Ainda assim, Deus nos concedeu “pistas” dessa realidade incompreensível para que possamos ao menos vislumbrar a Luz. É uma fresta que, ao contrário de nos fechar a porta, nos deixa perceber que há um outro lado muito mais real do que o nosso, porque menos limitado. Vejamos isso num outro exemplo: quantas vezes nossos filhos, quando aprendendo a andar, bracinhos estendidos e olhinhos arregalados, tropegamente andavam em nossa direção e viam (horrorizados) que nós os deixávamos cair sentados. Que coisa tão incompreensível para aquelas criaturinhas já acostumadas a serem amparadas a protegidas. Contudo, nós “víamos” o que elas não conseguiam ver: que era necessário cair algumas vezes (sob segura proteção) para que aprendêssemos a correr. Outro exemplo encontramos na estória da criança que viu a larva da borboleta esforçando-se “dolorosamente” para romper o casulo que a aprisionava. Desejando fazer-lhe um bem, a criança cuidadosamente rompeu o casulo, deixando que a larva se livrasse sem nenhum esforço. Mas aí veio a decepção: a larva, impedida de ter que se esforçar e lutar por sua liberdade, tornou-se flácida e sem força. E nunca conseguiu ser uma borboleta.
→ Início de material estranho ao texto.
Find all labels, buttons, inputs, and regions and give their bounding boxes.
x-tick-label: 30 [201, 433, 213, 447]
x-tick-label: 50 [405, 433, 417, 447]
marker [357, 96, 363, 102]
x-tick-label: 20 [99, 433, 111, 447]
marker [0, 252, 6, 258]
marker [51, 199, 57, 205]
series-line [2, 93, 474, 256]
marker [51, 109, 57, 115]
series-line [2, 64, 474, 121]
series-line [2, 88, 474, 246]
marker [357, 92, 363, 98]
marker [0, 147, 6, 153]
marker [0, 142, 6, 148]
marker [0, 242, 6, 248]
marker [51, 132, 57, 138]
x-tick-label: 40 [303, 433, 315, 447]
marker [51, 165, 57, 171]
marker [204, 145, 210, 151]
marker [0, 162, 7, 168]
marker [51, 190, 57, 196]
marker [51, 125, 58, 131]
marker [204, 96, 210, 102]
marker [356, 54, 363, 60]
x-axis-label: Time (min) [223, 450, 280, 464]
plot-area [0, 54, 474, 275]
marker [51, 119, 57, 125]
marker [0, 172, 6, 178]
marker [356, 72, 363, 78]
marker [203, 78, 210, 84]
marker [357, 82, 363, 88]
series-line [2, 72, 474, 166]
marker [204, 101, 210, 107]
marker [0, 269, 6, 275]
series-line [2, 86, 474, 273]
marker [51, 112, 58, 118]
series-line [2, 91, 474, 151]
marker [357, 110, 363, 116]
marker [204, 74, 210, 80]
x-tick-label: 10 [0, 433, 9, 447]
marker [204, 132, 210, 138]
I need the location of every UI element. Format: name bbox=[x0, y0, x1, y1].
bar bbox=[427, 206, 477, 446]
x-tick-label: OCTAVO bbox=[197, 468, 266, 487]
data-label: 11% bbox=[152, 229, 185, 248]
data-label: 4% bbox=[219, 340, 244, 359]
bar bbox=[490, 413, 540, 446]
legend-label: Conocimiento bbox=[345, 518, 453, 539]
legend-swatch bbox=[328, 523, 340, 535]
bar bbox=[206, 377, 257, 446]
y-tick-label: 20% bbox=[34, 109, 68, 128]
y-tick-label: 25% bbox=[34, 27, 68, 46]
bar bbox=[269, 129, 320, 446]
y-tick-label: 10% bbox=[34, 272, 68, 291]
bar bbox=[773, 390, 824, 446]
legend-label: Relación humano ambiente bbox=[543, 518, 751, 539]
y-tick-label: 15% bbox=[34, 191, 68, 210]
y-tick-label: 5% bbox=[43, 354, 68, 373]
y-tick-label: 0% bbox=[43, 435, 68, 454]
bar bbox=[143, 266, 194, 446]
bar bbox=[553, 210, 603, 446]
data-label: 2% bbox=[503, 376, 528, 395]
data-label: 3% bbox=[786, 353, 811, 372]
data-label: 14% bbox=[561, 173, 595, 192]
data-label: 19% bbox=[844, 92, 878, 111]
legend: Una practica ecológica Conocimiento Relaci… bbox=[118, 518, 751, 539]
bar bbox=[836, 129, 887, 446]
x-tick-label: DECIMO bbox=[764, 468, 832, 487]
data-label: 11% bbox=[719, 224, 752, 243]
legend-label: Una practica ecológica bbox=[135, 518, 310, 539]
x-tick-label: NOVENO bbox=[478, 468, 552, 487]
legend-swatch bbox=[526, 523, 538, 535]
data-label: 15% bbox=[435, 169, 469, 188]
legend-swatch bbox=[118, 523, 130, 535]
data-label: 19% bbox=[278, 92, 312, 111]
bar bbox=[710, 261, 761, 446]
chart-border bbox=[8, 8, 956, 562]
O mal era apenas aparente, pois, para quem conseguia VER, era o sumo bem. Pelo contrário, o aparente bem que fora feito, revelou-se, ao final, o sumo MAL para aquela criaturinha.
Em um livro maravilhoso[1], Evaristo de Miranda nos diz que o relato do Gênesis nos anuncia um paradoxo: como podemos ser imagem e semelhança de Deus ao mesmo tempo? Acostumados a entender imagem e semelhança como sinônimos, não nos damos conta de que são duas coisas não só diferentes como também opostas: a imagem é um reflexo, uma fotografia; a semelhança é uma identidade, uma potência. Assim, nos diz o autor que já os padres da Igreja, como São Basílio, ensinavam que “fomos criados à imagem de Deus, resta a nós nos tornarmos sua semelhança”. Já somos uma semente; depende de nós o desabrochar até à plenitude das nossas potencialidades.
Será por isso que a filosofia oriental nos diz que o que pensamos ser realidade é Ilusão? Será isso que o Cristo quis nos dizer, quando nos avisou de que “vós estais neste mundo, mas não sois deste mundo”?
O escultor pega o bloco de granito e, ao retirar-lhe os excessos, faz aparecer a estátua maravilhosa que estava aprisionada no bloco até que o artista a libertasse. Que estátua estava aprisionada naquele bloco? Aquela que estava no sonho do artista que a libertou. Poderia ser tanto um Apolo quanto uma Diana; tanto um santo quanto um demônio. Da mesma forma se dá conosco: somos pedras brutas das quais, retirando os excessos, libertaremos a imagem que está aprisionada nela. Poderá ser um Homem ou um animal, um santo ou um demônio. Dependerá do nosso trabalho paciente e constante, da força do maço e da precisão do cinzel. Mas dependerá, ao final, sobretudo, do tipo de sonho que cultivamos a nosso próprio respeito.
Fiat lux!
[1] Corpo – o território do sagrado, de Evaristo Eduardo de Miranda, Edições Loyola, São Paulo, 2000.